ECLI:NL:RBGEL:2019:1844
Rechtbank Gelderland
- Mondelinge uitspraak
- Rechtspraak.nl
BPM-heffing en hoorplicht in belastingzaken
In deze zaak, behandeld door de Rechtbank Gelderland, is het beroep van eiser tegen de beslissing van de inspecteur van de Belastingdienst ongegrond verklaard. Eiser had op 22 december 2017 aangifte gedaan voor de belasting van personenauto's en motorrijwielen (BPM) voor een BMW 1-serie-114d, waarbij hij de afschrijving had bepaald aan de hand van een taxatierapport. De handelsinkoopwaarde van de auto was vastgesteld op € 2.294, na aftrek van schade. Eiser verzocht om een teruggaaf van onverschuldigd betaalde belasting, maar de rechtbank oordeelde dat de hoorplicht niet was geschonden. Eiser was niet verschenen op de hoorzitting en had zijn gemachtigde laten weten niet te komen. De rechtbank concludeerde dat de inspecteur voldoende had gedaan om aan de hoorplicht te voldoen.
De rechtbank behandelde ook de vraag of de BPM te hoog was vastgesteld. Eiser stelde dat de BPM moest worden verminderd op basis van het BTW-marge aspect, maar de rechtbank oordeelde dat de bewijslast bij eiser lag. Eiser had niet aangetoond dat hij teveel BPM had betaald.
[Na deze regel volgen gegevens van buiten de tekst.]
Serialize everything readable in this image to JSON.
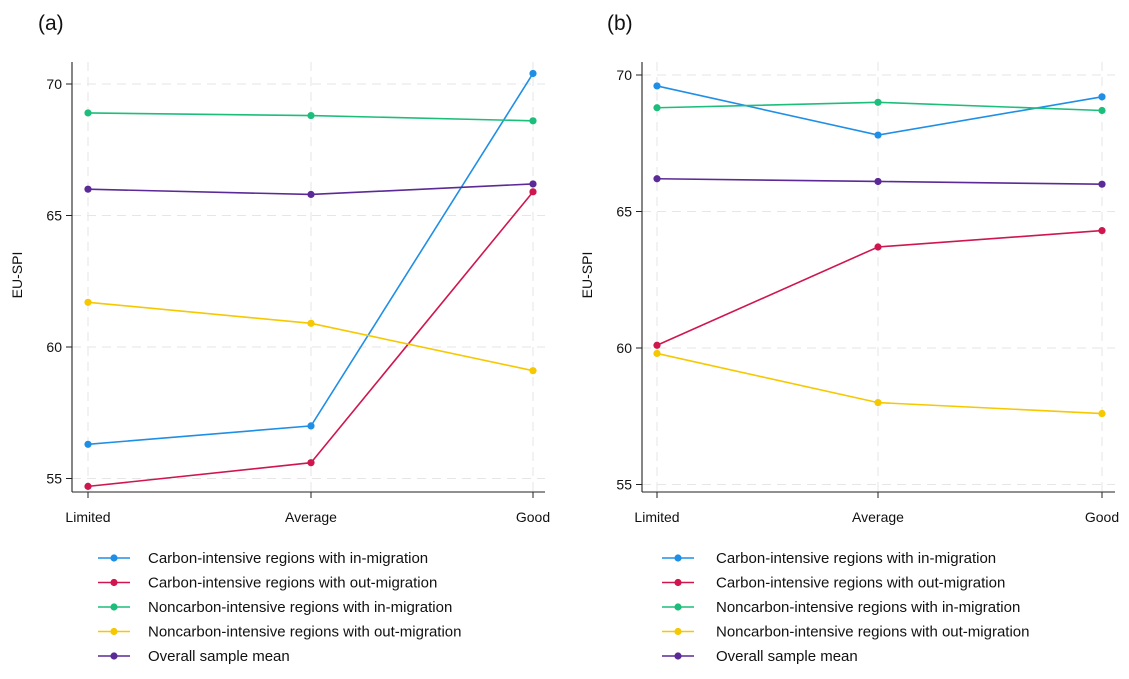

De rechtbank volgde de redenering van de inspecteur dat de taxateur rekening had gehouden met het BTW-marge aspect bij de taxatie. Eiser had ook verzocht om een vermindering van de BPM op basis van vergelijking met een ex-rental auto, maar de rechtbank oordeelde dat een auto zonder verhuurverleden niet vergeleken kon worden met een ex-rental auto. De rechtbank concludeerde dat er geen aanleiding was voor een vermindering van de BPM en verklaarde het beroep ongegrond.